Landmark NFSA footage colourised
The NFSA provided nearly three-quarters of the footage used in the groundbreaking four-part series Australia in Colour, screening on SBS in March.
This documentary series produced by Stranger Than Fiction Films tells the history of Australia via a unique collection of cinematic moments brought to life for the first time in stunning colour.
Narrated by Hugo Weaving, many of these moments come from the NFSA collection – including newsreels, parts of feature films (such as The Story of the Kelly Gang, 1906), the Film Australia Collection, documentaries, home movies and advertisements.
In all, Australia in Colour uses 144 minutes of material drawn from 323 NFSA titles – about 70% of the whole series.
Choosing the right colours
Art director Samuel François-Steininger developed many of the processes, skills and techniques for colourising Australia in Colour when working on the US series America in Color.
‘We brought an approach to colourisation that aimed to restore the film to the closest original state of the scene. The colourisation was not made to be only aesthetically pleasing or believable, but above all historically accurate.’
When colourising the footage of a significant historical event, the filmmakers might go to weather records to find out the temperature and the extent of the cloud cover at a particular location on a particular date.
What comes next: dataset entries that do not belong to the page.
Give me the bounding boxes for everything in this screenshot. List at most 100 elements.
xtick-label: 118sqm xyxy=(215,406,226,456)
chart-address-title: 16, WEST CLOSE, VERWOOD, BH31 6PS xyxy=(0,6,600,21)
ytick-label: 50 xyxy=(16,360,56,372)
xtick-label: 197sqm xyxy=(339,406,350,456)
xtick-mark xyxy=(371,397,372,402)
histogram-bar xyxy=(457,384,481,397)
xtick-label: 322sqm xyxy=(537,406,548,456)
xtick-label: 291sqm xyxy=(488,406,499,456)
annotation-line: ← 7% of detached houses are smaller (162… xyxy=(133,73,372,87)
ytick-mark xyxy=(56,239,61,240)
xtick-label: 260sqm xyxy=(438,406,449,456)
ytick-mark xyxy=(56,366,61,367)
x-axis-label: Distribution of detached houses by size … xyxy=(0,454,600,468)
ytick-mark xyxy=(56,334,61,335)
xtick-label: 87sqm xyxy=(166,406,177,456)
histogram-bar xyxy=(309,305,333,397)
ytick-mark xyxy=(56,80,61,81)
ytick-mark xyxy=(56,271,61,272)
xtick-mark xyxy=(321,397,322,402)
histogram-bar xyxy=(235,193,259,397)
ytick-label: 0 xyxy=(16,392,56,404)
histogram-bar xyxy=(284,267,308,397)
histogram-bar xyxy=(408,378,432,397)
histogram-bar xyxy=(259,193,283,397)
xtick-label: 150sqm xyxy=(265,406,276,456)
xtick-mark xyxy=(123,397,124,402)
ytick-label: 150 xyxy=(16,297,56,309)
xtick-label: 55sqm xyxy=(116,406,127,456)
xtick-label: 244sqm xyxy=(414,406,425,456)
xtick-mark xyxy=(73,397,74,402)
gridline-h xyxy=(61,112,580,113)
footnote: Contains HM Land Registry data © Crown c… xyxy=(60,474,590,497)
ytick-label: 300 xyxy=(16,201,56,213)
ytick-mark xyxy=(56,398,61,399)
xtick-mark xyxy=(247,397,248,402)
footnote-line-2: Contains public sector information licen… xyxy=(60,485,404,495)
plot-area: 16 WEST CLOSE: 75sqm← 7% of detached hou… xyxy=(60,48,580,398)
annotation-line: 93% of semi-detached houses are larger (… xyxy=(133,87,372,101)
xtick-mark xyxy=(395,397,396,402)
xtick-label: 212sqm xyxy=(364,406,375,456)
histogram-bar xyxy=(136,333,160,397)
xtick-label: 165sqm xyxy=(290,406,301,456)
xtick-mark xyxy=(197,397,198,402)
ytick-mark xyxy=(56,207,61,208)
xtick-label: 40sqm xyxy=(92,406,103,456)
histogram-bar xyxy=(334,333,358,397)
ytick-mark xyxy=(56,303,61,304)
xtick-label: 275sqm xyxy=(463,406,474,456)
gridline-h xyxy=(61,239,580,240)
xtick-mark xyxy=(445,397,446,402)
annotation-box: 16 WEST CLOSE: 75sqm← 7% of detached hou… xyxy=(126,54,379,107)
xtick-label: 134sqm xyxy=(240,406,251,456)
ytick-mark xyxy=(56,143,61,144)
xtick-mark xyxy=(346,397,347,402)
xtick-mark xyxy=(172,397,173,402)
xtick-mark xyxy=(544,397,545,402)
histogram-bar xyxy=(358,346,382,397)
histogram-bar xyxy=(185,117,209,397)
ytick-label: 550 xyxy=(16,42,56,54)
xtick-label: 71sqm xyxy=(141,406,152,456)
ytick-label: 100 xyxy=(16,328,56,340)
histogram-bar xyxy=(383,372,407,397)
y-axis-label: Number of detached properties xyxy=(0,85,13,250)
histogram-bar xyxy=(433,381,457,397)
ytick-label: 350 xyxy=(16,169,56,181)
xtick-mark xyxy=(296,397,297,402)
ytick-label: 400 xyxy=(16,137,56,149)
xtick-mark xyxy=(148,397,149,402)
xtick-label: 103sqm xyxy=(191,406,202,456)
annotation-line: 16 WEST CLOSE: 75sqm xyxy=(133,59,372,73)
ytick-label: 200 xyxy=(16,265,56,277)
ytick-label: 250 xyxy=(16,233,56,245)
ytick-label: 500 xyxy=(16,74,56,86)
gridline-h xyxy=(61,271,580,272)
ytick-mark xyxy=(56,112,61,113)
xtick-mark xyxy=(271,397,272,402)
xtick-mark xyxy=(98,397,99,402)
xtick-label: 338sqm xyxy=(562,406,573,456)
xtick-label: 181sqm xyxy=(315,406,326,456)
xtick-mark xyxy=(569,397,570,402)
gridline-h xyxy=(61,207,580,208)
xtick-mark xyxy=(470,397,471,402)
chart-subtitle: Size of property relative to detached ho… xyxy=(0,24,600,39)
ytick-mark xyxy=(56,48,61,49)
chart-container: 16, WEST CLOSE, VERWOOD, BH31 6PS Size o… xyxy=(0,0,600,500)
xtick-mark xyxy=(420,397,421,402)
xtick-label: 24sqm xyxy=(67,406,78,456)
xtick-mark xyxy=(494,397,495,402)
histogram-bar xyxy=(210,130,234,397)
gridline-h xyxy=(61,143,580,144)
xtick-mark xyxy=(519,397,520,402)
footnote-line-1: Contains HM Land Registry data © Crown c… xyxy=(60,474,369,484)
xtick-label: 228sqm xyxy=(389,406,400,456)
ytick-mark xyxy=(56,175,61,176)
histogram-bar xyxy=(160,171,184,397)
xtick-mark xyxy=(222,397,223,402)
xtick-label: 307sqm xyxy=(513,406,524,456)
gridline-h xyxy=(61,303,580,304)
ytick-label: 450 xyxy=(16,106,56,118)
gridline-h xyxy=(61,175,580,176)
When working on crowd scenes they might study the fashions and the dominant colours of the season. Books, still photographs, interviews with historians and eyewitness accounts are among other resources used.
For the iconic footage of Frank McAlary dancing along Sydney’s George Street during a tickertape parade on 15 August 1945, celebrating the end of the Second World War, the NFSA supplied a bundle of letters and newspaper clippings (see image in photo gallery above; clear on image for larger view). They came from a woman who was in the footage with McAlary – arm in arm with her aunt.
The letters contained a lot of invaluable details about the day: the celebrations, the fabric of McAlary’s clothes, the colour of his clothes and shoes, and the fact that he had red hair (see main image above).
One of the first sequences in Australia in Colour shows a man roller-skating in Sydney’s Prince Alfred Park in September 1896. The footage is believed to be the oldest surviving moving image of Australia. A record of the running of the Melbourne Cup from later that year also exists and is included.
Both sequences were filmed under the patronage of Auguste and Louis Lumière, French siblings generally regarded as the world’s first filmmakers. Producer Jo-anne McGowan believes it is the first time permission has been granted to colourise Lumière material.
My favourite piece of footage is the very first one … the larrikin cigar-puffing roller- skating entertainer. Both of its day, yet somehow essentially timeless
Finding new details
The NFSA is accustomed to supplying ultra-high definition (UHD) material for film and television productions but rarely are those productions made entirely from archival footage or of the scale of Australia in Colour.
Craig Dingwall, Digital Film Preservation Colourist at the NFSA, scanned 230 of the 323 titles. Each title had to be scanned in its entirety, even though the filmmakers were only using a fraction.
‘We created ultra-high definition digital scans in 4K, which is twice the resolution of what you see in most cinemas now,’ said Craig. ‘We’ve been able to see so much more detail on street signs and car number plates, and we’ve been able to recognise faces and places.’
Newfound details about each title were added to the NFSA’s catalogue database throughout the process.
Before being scanned the material had to be retrieved from the vault, prepared, checked and cleaned. After being scanned it was graded to ensure the footage looked consistent. This might include lightening shadows or making adjustments because of different exposure levels between one piece of film and another.
Choosing the most suitable components, the ones that will result in the best quality scan, is a painstaking process that requires checking and comparing the condition of all sources available. The earliest generation copy is preferred but in many cases, image and sound were copied from separate items.
The NFSA also had to check and recheck copyright clearances. All the licensing and scanning work will benefit not only the NFSA but other filmmakers and content producers.
A special screening of Australia in Colour: Episode One on the big screen takes place at the NFSA’s Arc cinema in Canberra on Saturday 11 May at 1pm, followed by a discussion with producer Jo-Anne McGowan and from the NFSA: General Manager, Collections and Access, Meg Labrum, Craig Dingwall and Collection Reference Coordinator Simon Drake.
The four episodes of Australia in Colour premiere on SBS on Wednesdays at 8.30pm throughout March in 2019 and are also available on SBS on Demand.